Der für das Tagesgeschäft in Genua zuständige Vize-Bürgermeister Stefano Balleari hingegen erklärte den Abriss und den Brückenneubau zum gegenwärtig wichtigsten Ziel: "Ich hoffe, dass der Aufbau der neuen Brücke noch vor März beginnen kann. Die Konstruktion muss schneller gehen."

Abstecher zum Abschluss

Die betroffenen Anwohner hatten nur drei Mal Gelegenheit zu kurzen Besuchen in ihren alten Räumlichkeiten, um zu retten, was ihnen lieb und teuer ist.  Iris Bonacci: "Ich habe Broschüren mitgenommen, die mich an meine Heimat Kalabrien erinnern. Wir alle haben einige merkwürdige Dinge an uns gerafft. Mein Psychologe meinte, um damit am alten Leben festzuhalten.
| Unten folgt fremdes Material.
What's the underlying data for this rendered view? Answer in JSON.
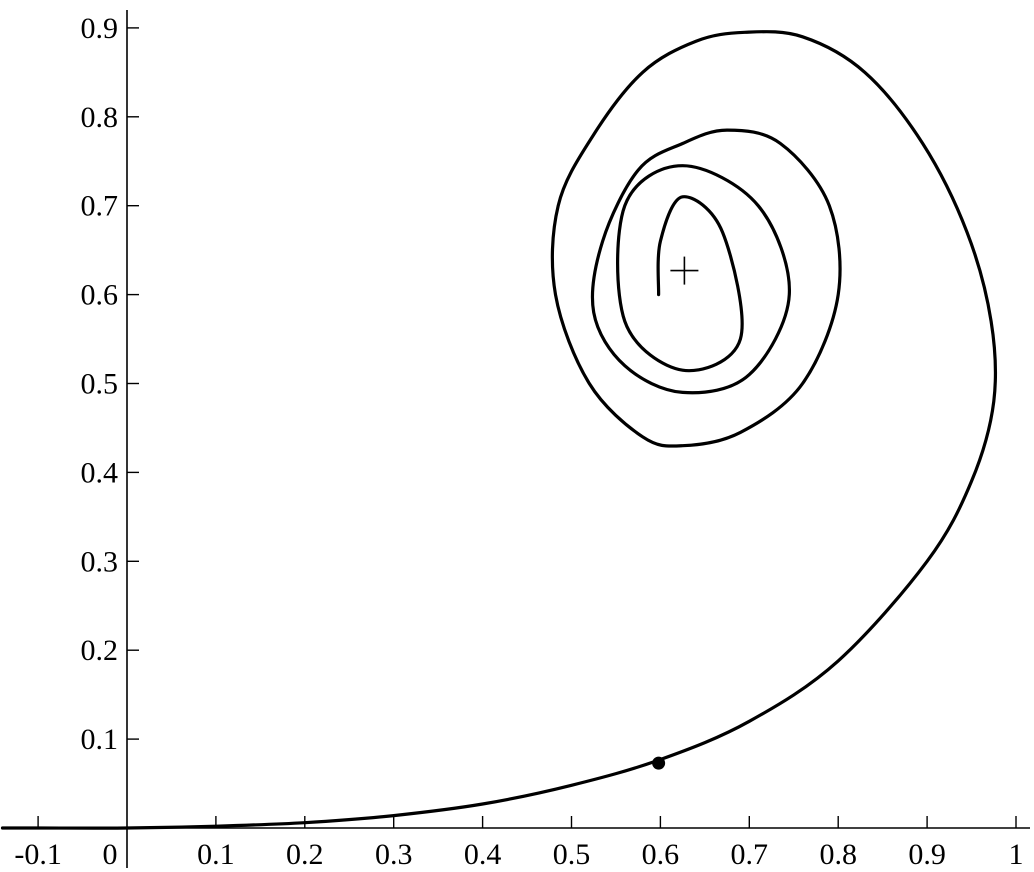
{
  "chart_data": {
    "type": "line",
    "title": "",
    "xlabel": "",
    "ylabel": "",
    "xlim": [
      -0.14,
      1.0
    ],
    "ylim": [
      0.0,
      0.92
    ],
    "grid": false,
    "legend": "none",
    "x_ticks": [
      {
        "value": -0.1,
        "label": "-0.1"
      },
      {
        "value": 0,
        "label": "0"
      },
      {
        "value": 0.1,
        "label": "0.1"
      },
      {
        "value": 0.2,
        "label": "0.2"
      },
      {
        "value": 0.3,
        "label": "0.3"
      },
      {
        "value": 0.4,
        "label": "0.4"
      },
      {
        "value": 0.5,
        "label": "0.5"
      },
      {
        "value": 0.6,
        "label": "0.6"
      },
      {
        "value": 0.7,
        "label": "0.7"
      },
      {
        "value": 0.8,
        "label": "0.8"
      },
      {
        "value": 0.9,
        "label": "0.9"
      },
      {
        "value": 1,
        "label": "1"
      }
    ],
    "y_ticks": [
      {
        "value": 0.1,
        "label": "0.1"
      },
      {
        "value": 0.2,
        "label": "0.2"
      },
      {
        "value": 0.3,
        "label": "0.3"
      },
      {
        "value": 0.4,
        "label": "0.4"
      },
      {
        "value": 0.5,
        "label": "0.5"
      },
      {
        "value": 0.6,
        "label": "0.6"
      },
      {
        "value": 0.7,
        "label": "0.7"
      },
      {
        "value": 0.8,
        "label": "0.8"
      },
      {
        "value": 0.9,
        "label": "0.9"
      }
    ],
    "spiral": {
      "center": [
        0.625,
        0.625
      ],
      "tail": {
        "x": [
          -0.14,
          -0.1,
          0.0,
          0.1,
          0.2,
          0.3,
          0.4,
          0.5,
          0.6,
          0.7,
          0.8,
          0.9,
          0.95
        ],
        "y": [
          0.0,
          0.0,
          0.0,
          0.002,
          0.006,
          0.014,
          0.027,
          0.048,
          0.077,
          0.12,
          0.188,
          0.3,
          0.39
        ]
      },
      "loops": {
        "x": [
          0.95,
          0.975,
          0.972,
          0.945,
          0.895,
          0.83,
          0.76,
          0.695,
          0.64,
          0.58,
          0.525,
          0.485,
          0.482,
          0.52,
          0.58,
          0.625,
          0.69,
          0.76,
          0.8,
          0.79,
          0.735,
          0.675,
          0.625,
          0.575,
          0.535,
          0.525,
          0.56,
          0.625,
          0.7,
          0.745,
          0.71,
          0.625,
          0.56,
          0.56,
          0.625,
          0.69,
          0.67,
          0.625,
          0.6,
          0.598
        ],
        "y": [
          0.39,
          0.48,
          0.57,
          0.67,
          0.77,
          0.85,
          0.89,
          0.895,
          0.885,
          0.85,
          0.78,
          0.7,
          0.6,
          0.5,
          0.44,
          0.43,
          0.445,
          0.5,
          0.6,
          0.7,
          0.77,
          0.785,
          0.77,
          0.74,
          0.66,
          0.58,
          0.52,
          0.49,
          0.51,
          0.6,
          0.7,
          0.745,
          0.7,
          0.57,
          0.515,
          0.55,
          0.67,
          0.71,
          0.66,
          0.6
        ]
      }
    },
    "marked_point": {
      "x": 0.598,
      "y": 0.073
    },
    "equilibrium_marker": {
      "x": 0.627,
      "y": 0.627
    }
  }
}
Wenn man das Räumungsschreiben schwarz auf weiß in der Hand hält, dämmert es einem. Dann wird man allmählich klarer im Kopf, und am Ende habe ich realisiert, dass ein Teil meines Lebens vorüber ist."

Den Verlust des Zuhauses vor Augen, lässt Iris Bonacci trotzdem auch ein weiterer Gedanke nicht los - das tödliche Schicksal von 43 Menschen in ihrer direkten Nachbarschaft.